The Tunnel100 is a Dynamic Multipoint VPN (DMVPN) tunnel towards the Spoke router over the INET link. In the previous configuration, the prefix 10.2.0.0/16 is set with the delay of 4000. Similarly, the delay is set to 1000, 2000, and 3000 on DC2-BR2, DC2-BR1, and DC1-BR2 nodes respectively for the same prefix to set the order of preference. Though the example uses a DMVPN tunnel for demonstration purposes, the issue is not interface dependent.

Problem

The problem is actually seen on the spoke routers, where the prefix 10.2.0.0/16 is seen with different metrics when it is received from DC2 branch routers but has the same metric when received from DC1 branch routers. This output from the spoke router shows this behavior:

Spoke-1# show ip eigrp topology 10.2.0.0/16 | in delay
        Total delay is 60000000000 picoseconds  (from DC 2 BR2)
        Total delay is 100020000000 picoseconds  (From DC 1 BR1)
        Total delay is 70000000000 picoseconds  (From DC 2 BR1)
        Total delay is 100020000000 picoseconds  (From DC 1 BR2)

This behavior causes the preference not to be given in sequence for the paths received from DC1-BR1 and DC1-BR2 routers.

Solution

The main cause of the problem was that the network operator tried to set a metric to a lower absolute value (lower metric) than the value received. This can be verified with the show ip eigrp events command on the DC1 branch routers. The output shows that the route-map tries to manipulate the metric to a value lower than what actually exists for the prefix.
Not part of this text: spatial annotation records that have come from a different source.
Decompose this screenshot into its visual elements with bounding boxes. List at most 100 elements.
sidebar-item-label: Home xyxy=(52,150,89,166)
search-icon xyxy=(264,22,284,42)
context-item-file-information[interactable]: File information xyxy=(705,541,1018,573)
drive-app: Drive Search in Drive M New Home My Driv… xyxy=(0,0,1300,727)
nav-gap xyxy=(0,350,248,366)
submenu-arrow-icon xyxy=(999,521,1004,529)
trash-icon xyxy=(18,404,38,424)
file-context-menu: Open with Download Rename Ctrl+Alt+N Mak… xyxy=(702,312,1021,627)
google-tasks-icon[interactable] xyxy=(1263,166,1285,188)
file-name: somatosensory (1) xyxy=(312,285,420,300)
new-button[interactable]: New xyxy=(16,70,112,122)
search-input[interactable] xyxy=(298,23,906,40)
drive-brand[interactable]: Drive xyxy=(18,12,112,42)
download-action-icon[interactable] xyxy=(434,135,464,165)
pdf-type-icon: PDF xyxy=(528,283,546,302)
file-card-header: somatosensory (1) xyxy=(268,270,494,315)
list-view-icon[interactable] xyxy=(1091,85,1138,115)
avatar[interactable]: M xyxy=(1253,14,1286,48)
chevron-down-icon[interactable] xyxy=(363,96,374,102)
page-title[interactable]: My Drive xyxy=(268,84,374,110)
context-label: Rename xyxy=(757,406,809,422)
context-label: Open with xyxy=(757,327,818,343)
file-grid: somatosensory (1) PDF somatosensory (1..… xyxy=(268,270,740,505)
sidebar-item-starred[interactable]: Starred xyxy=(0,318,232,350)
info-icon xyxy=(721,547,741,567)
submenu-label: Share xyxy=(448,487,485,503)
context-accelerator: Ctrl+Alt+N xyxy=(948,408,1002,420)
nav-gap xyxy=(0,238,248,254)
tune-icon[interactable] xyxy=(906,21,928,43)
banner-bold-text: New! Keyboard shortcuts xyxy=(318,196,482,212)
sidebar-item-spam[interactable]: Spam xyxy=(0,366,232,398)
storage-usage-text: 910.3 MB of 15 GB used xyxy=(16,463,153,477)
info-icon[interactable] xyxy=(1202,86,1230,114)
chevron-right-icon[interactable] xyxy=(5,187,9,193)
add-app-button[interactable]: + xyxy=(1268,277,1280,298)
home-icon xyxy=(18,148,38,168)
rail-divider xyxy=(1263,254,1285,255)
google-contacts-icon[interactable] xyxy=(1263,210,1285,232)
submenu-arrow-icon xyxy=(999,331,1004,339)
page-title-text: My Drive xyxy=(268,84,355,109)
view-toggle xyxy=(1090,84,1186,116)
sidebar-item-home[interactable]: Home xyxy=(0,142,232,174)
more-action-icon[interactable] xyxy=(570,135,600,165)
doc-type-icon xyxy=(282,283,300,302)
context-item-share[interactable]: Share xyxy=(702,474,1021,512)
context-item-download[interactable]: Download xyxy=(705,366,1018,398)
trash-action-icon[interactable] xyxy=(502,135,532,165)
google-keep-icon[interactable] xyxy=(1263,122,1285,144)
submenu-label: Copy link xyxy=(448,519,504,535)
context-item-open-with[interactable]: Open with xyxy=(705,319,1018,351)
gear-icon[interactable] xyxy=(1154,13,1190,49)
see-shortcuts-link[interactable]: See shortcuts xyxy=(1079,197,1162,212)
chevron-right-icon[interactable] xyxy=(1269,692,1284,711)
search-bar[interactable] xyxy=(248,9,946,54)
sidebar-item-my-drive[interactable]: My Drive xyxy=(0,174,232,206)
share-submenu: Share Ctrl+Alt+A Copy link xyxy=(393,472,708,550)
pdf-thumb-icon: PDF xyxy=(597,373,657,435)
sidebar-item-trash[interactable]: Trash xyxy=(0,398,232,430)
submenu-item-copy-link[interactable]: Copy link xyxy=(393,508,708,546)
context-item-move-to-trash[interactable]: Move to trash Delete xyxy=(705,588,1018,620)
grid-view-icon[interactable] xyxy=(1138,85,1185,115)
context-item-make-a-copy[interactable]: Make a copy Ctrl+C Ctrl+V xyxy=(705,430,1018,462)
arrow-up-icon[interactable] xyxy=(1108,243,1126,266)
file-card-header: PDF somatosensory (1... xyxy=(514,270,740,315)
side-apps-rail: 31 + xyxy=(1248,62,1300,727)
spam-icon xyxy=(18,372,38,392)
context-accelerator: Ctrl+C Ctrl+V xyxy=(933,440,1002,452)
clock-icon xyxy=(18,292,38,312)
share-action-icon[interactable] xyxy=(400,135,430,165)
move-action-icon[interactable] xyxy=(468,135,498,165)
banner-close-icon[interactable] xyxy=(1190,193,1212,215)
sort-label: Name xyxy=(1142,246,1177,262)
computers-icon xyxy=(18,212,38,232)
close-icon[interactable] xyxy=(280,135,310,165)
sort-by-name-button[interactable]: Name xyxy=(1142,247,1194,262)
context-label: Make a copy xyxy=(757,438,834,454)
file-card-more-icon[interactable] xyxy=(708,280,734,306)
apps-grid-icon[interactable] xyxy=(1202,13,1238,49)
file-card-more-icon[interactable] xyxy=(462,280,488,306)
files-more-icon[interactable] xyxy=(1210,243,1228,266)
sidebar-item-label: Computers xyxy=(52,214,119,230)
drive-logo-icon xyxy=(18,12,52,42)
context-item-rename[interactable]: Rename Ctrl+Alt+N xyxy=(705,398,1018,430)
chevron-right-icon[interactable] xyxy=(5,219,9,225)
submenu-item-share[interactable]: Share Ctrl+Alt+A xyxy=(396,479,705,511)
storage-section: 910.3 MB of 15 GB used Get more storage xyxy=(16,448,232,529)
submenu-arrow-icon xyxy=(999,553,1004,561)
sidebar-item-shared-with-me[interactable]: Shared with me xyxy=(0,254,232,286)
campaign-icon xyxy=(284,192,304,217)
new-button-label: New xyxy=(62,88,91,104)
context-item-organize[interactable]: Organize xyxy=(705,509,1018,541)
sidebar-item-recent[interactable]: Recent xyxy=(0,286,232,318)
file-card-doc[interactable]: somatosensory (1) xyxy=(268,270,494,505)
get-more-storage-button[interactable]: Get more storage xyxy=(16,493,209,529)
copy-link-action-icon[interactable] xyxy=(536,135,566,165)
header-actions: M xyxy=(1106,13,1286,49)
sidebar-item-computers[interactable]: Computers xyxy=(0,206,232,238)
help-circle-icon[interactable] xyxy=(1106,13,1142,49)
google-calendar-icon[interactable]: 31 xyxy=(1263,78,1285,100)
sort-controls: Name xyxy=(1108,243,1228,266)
DC1-BR1# show ip eigrp events
. . .
06:47:11.891 Can't reduce rtmap metric, old/new: metric(2950430720) metric(1972633600)
. . .

Note that for any routing protocol, you can never decrease a metric as it would mean that you have an interface with a negative cost. This would in turn defeat the loop prevention conditions and can cause inconsistency in the network. The solution to the problem can be done in two different ways:

• Reduce the delay value in the path for the received prefix. In the previous case, reduction of the EIGRP delay value on the DCI interface helped mitigate the problem.
• Configure a higher absolute metric when you perform metric manipulation.